July 25th, 2019

Business case shows Ontario Line might be the next 407

TORONTO — The business case for the Ontario Line shows that Toronto or the province may not own it.

“Both Relief Line South and Ontario Line are designed to run as part of the existing transit network with a TTC fare, regardless of final ownership, operation, or maintenance arrangements,” reads the business case for Ford’s proposed plan, which was released online on Thursday. It would be a “freestanding line from a systems and standards perspective,” the document says.

NDP Transit critic Jessica Bell says the business plan sets off warning sirens.

“With Doug Ford’s scheme, the people who pay for this transit expansion may not own it,” said Bell. “The business case says ‘regardless of final ownership,’ because Ford may be giving a critical piece of Toronto and our infrastructure over to private interests. The transit system in Toronto should belong to the people of Toronto."
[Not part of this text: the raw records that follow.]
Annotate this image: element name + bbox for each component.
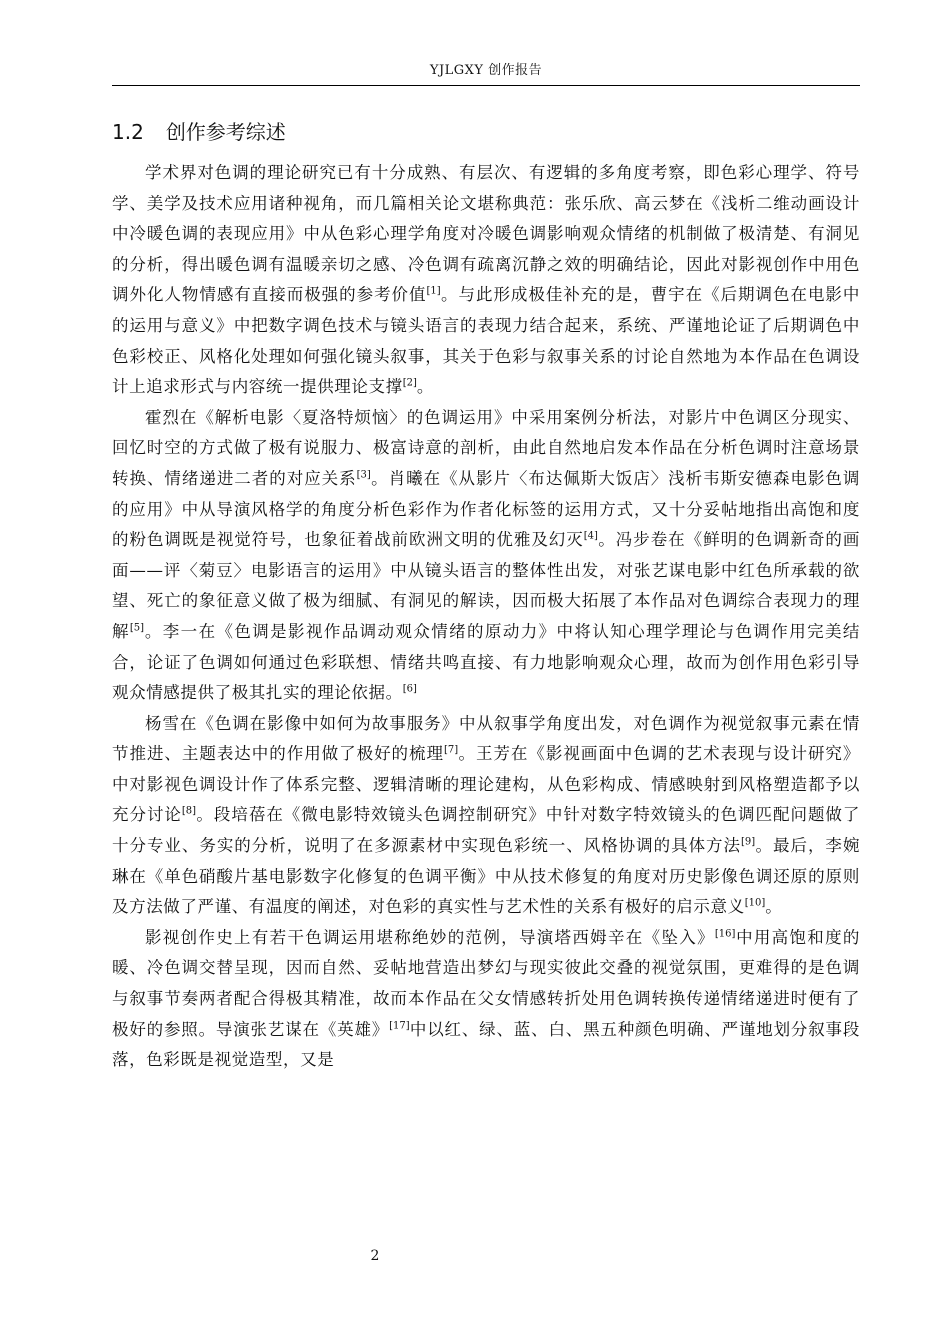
paragraph-text: 学术界对色调的理论研究已有十分成熟、有层次、有逻辑的多角度考察，即色彩心理学、符号学、美学及技术应用诸种视角，而几篇相关论文堪称典范：张乐欣、高云梦在《浅析二维动画设计中冷暖色调的表现应用》中从色彩心理学角度对冷暖色调影响观众情绪的机制做了极清楚、有洞见的分析，得出暖色调有温暖亲切之感、冷色调有疏离沉静之效的明确结论，因此对影视创作中用色调外化人物情感有直接而极强的参考价值 xyxy=(112,163,860,305)
section-heading xyxy=(112,118,286,146)
paragraph-text: 。王芳在《影视画面中色调的艺术表现与设计研究》中对影视色调设计作了体系完整、逻辑清晰的理论建构，从色彩构成、情感映射到风格塑造都予以充分讨论 xyxy=(112,744,860,825)
paragraph xyxy=(112,158,860,403)
citation-ref: [8] xyxy=(181,805,197,817)
paragraph-text: 。肖曦在《从影片〈布达佩斯大饭店〉浅析韦斯安德森电影色调的应用》中从导演风格学的角度分析色彩作为作者化标签的运用方式，又十分妥帖地指出高饱和度的粉色调既是视觉符号，也象征着战前欧洲文明的优雅及幻灭 xyxy=(112,468,860,550)
header-divider xyxy=(112,85,860,86)
paragraph-text: 。与此形成极佳补充的是，曹宇在《后期调色在电影中的运用与意义》中把数字调色技术与镜头语言的表现力结合起来，系统、严谨地论证了后期调色中色彩校正、风格化处理如何强化镜头叙事，其关于色彩与叙事关系的讨论自然地为本作品在色调设计上追求形式与内容统一提供理论支撑 xyxy=(112,285,860,397)
body-text xyxy=(112,158,860,1076)
paragraph-text: 霍烈在《解析电影〈夏洛特烦恼〉的色调运用》中采用案例分析法，对影片中色调区分现实、回忆时空的方式做了极有说服力、极富诗意的剖析，由此自然地启发本作品在分析色调时注意场景转换、情绪递进二者的对应关系 xyxy=(112,407,860,488)
paragraph-text: 。冯步卷在《鲜明的色调新奇的画面——评〈菊豆〉电影语言的运用》中从镜头语言的整体性出发，对张艺谋电影中红色所承载的欲望、死亡的象征意义做了极为细腻、有洞见的解读，因而极大拓展了本作品对色调综合表现力的理解 xyxy=(112,530,861,641)
paragraph-text: 。 xyxy=(416,377,434,397)
paragraph xyxy=(112,923,860,1076)
citation-ref: [10] xyxy=(744,897,766,909)
paragraph-text: 。段培蓓在《微电影特效镜头色调控制研究》中针对数字特效镜头的色调匹配问题做了十分专业、务实的分析，说明了在多源素材中实现色彩统一、风格协调的具体方法 xyxy=(112,805,860,856)
citation-ref: [9] xyxy=(740,836,756,848)
section-number: 1.2 xyxy=(112,120,144,144)
paragraph-text: 。 xyxy=(765,897,783,917)
citation-ref: [1] xyxy=(426,285,441,297)
page-header: YJLGXY 创作报告 xyxy=(429,63,543,78)
paragraph-text: 中用高饱和度的暖、冷色调交替呈现，因而自然、妥帖地营造出梦幻与现实彼此交叠的视觉氛围，更难得的是色调与叙事节奏两者配合得极其精准，故而本作品在父女情感转折处用色调转换传递情绪递进时便有了极好的参照。导演张艺谋在《英雄》 xyxy=(112,927,861,1039)
paragraph-text: 杨雪在《色调在影像中如何为故事服务》中从叙事学角度出发，对色调作为视觉叙事元素在情节推进、主题表达中的作用做了极好的梳理 xyxy=(112,713,860,764)
page-number: 2 xyxy=(370,1248,380,1264)
citation-ref: [4] xyxy=(583,530,598,542)
paragraph-text: 影视创作史上有若干色调运用堪称绝妙的范例，导演塔西姆辛在《坠入》 xyxy=(145,927,715,947)
citation-ref: [16] xyxy=(714,928,736,940)
citation-ref: [5] xyxy=(129,622,145,634)
paragraph xyxy=(112,403,860,709)
citation-ref: [2] xyxy=(402,377,417,389)
citation-ref: [3] xyxy=(356,469,371,481)
citation-ref: [6] xyxy=(402,683,417,695)
paragraph-text: 。李一在《色调是影视作品调动观众情绪的原动力》中将认知心理学理论与色调作用完美结合，论证了色调如何通过色彩联想、情绪共鸣直接、有力地影响观众心理，故而为创作用色彩引导观众情感提供了极其扎实的理论依据。 xyxy=(112,621,860,703)
paragraph-text: 。最后，李婉琳在《单色硝酸片基电影数字化修复的色调平衡》中从技术修复的角度对历史影像色调还原的原则及方法做了严谨、有温度的阐述，对色彩的真实性与艺术性的关系有极好的启示意义 xyxy=(112,836,860,917)
paragraph-text: 中以红、绿、蓝、白、黑五种颜色明确、严谨地划分叙事段落，色彩既是视觉造型，又是 xyxy=(112,1019,860,1070)
paragraph xyxy=(112,709,860,923)
citation-ref: [7] xyxy=(443,744,459,756)
section-title: 创作参考综述 xyxy=(165,120,286,144)
citation-ref: [17] xyxy=(389,1020,410,1032)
Regardless of who holds the deed on the Ontario Line, the new business case says the Ontario Line would be a Public-Private Partnership (P3). P3s are a form of privatization that typically cost more overall. According to Ontario’s Auditor General, 74 P3 projects cost Ontarians a whopping $8 billion extra than if they were built publicly.

Bell pointed to the privatized 407 Highway, UP Express, Eglinton Crosstown and the switch to the Presto system as P3s and privatization resulting in delays and cost-overruns.

“Doug Ford ripped up plans for a subway relief line that was nearly shovel-ready, burning years of work and hundreds of millions of dollars spent on detailed planning,” said Bell. “He did that so he could replace it with a back-of-the-napkin scheme that includes a lot of opportunity for the private sector to make bank off TTC riders. That sets of alarm bells for TTC riders.”